After university, living in London and Cambridge, he had many jobs including working as a rose gardener, a nightwatchman and a reader for the British film company J. Arthur Rank. He even worked in a zoo which enabled him to observe animals at close quarters.

 

We now him know as a poet and he was so effective with words he was the country's Poet Laureate for nearly fifteen years until his death. Eventually he published eleven volumes of poetry as well as several children's books. He married the poet Sylvia Plath (they had two children) but left her for Assia Wevill. Both women killed themselves - also the daughter he had with Assia.

 

He moved to Devon and died aged 68 of myocardial infarction (heart attack) while suffering with colon cancer. He was cremated in Exeter and his ashes scattered at a remote location where the River Taw started (where he loved fishing.)

 

It all started here in this stone end-terrace house. I looked up at the front bedroom window where he was pushed out into the world in 1930. Sometimes I stroll up to the cemetery at Heptonstall to observe visitors to his first wife's grave.
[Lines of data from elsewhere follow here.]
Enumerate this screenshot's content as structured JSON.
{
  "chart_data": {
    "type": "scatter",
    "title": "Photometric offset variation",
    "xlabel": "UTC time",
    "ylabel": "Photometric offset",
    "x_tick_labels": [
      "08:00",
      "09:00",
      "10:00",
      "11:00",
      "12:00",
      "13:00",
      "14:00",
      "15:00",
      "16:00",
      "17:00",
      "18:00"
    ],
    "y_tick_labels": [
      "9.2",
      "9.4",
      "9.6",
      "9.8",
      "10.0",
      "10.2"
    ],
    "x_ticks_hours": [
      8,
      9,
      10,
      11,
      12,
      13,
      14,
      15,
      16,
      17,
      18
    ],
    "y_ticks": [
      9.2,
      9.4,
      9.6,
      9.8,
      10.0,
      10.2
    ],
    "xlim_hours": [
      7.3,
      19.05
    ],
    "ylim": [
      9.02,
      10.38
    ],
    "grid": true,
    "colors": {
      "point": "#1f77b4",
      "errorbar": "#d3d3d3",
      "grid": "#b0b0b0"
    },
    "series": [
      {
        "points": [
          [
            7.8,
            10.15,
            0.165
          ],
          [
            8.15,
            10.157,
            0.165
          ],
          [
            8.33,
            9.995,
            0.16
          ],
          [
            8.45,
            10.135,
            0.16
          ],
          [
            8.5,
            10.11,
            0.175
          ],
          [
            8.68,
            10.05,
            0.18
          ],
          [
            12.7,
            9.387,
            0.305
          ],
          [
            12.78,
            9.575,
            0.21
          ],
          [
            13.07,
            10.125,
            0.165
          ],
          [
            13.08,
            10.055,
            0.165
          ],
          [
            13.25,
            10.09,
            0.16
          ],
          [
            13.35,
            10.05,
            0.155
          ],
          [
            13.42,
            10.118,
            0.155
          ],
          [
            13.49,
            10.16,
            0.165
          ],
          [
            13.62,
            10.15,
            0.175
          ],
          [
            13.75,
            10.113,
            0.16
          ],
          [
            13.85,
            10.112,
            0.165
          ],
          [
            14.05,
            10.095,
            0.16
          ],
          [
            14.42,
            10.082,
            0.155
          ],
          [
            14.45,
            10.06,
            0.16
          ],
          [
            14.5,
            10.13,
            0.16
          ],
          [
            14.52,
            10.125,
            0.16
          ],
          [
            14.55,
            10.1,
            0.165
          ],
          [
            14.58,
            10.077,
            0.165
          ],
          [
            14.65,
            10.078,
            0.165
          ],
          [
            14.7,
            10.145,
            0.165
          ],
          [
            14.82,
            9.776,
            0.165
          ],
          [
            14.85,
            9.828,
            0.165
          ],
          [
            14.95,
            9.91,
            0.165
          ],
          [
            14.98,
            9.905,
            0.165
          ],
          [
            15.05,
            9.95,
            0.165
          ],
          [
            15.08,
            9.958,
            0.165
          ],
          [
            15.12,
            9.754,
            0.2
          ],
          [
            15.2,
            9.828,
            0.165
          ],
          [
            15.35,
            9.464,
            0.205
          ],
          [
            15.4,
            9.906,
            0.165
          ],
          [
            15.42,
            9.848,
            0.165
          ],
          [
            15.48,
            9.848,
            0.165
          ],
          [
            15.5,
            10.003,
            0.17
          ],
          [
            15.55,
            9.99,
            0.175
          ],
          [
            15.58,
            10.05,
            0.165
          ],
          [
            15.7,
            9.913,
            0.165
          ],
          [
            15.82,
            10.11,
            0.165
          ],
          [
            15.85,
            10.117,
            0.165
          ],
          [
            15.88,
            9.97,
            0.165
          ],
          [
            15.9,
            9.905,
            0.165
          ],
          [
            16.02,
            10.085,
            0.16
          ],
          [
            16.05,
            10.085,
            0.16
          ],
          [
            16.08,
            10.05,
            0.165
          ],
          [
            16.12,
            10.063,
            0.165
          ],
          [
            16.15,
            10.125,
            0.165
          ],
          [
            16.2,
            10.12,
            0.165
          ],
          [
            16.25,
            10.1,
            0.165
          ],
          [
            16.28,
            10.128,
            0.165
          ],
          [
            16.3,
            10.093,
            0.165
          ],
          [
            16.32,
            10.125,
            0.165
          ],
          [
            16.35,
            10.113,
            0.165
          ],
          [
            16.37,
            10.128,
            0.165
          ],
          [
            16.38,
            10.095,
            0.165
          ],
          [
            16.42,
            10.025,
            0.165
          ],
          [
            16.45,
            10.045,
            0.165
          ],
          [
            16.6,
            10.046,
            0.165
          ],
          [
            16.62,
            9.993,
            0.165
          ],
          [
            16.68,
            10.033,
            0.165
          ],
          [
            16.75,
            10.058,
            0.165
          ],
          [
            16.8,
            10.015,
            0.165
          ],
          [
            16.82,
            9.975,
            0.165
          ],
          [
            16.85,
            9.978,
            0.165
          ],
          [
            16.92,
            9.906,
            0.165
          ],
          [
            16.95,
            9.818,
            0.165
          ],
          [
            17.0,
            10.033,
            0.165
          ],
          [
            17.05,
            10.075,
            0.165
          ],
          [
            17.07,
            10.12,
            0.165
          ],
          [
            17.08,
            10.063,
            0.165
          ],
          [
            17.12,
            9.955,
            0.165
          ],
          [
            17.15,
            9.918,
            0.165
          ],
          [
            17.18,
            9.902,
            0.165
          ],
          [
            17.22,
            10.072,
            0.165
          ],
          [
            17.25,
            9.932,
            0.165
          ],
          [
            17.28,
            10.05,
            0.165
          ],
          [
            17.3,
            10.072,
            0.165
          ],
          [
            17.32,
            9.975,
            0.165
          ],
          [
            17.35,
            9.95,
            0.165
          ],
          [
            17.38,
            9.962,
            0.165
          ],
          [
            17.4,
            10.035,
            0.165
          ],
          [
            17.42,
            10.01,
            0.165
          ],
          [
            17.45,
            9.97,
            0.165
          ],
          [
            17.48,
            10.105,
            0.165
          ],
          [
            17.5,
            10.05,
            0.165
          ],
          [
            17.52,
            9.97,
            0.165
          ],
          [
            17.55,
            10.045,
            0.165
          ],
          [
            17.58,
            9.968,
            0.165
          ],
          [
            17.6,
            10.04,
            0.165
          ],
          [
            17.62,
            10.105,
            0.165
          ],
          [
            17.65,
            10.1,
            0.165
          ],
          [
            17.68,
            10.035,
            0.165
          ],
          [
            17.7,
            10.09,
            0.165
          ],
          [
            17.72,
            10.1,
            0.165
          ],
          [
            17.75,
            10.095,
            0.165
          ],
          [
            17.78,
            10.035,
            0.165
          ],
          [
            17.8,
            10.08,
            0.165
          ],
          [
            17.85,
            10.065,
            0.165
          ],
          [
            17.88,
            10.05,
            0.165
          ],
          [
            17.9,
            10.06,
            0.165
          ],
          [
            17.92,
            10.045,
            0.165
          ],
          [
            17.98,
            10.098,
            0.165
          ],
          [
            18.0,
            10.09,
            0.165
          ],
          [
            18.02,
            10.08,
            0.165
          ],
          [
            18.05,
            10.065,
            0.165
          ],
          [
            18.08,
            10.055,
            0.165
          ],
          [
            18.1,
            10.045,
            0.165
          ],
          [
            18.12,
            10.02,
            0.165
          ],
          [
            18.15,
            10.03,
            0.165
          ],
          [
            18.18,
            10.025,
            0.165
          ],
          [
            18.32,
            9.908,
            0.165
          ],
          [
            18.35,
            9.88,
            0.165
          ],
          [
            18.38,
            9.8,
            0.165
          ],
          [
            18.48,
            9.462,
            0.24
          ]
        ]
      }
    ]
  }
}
Some brook at the idea that he had his wife Sylvia buried here rather than have her flown back to the US and the "HUGHES" letters have been chiselled off the headstone.

 

Ted wrote a poem called Stubbing Wharfe named after a pub in Hebden Bridge. I went to have a quick look at it. It recalls a real event in the early years of Ted and Sylvia’s marriage. They had just returned from America in December 1959 and Sylvia was four months pregnant with Frieda. They spent that Christmas in Yorkshire with family.

 

Perhaps some famous folk are born in the north afterall. I did a salute and left.

 

 

 

Note blue plaque outside last house…

 

Wonder which was his bedroom?

 

 

 

Ted’s wife, the poet Sylvia Palth, is buried nearby in Heptonstall Cemetery. Not the "Hughes" has been removed...

 

Outside Stubbing Wharfe pub in Hebden Bridge (frequented by Ted and Sylvia.) Ted wrote a poem of the same name.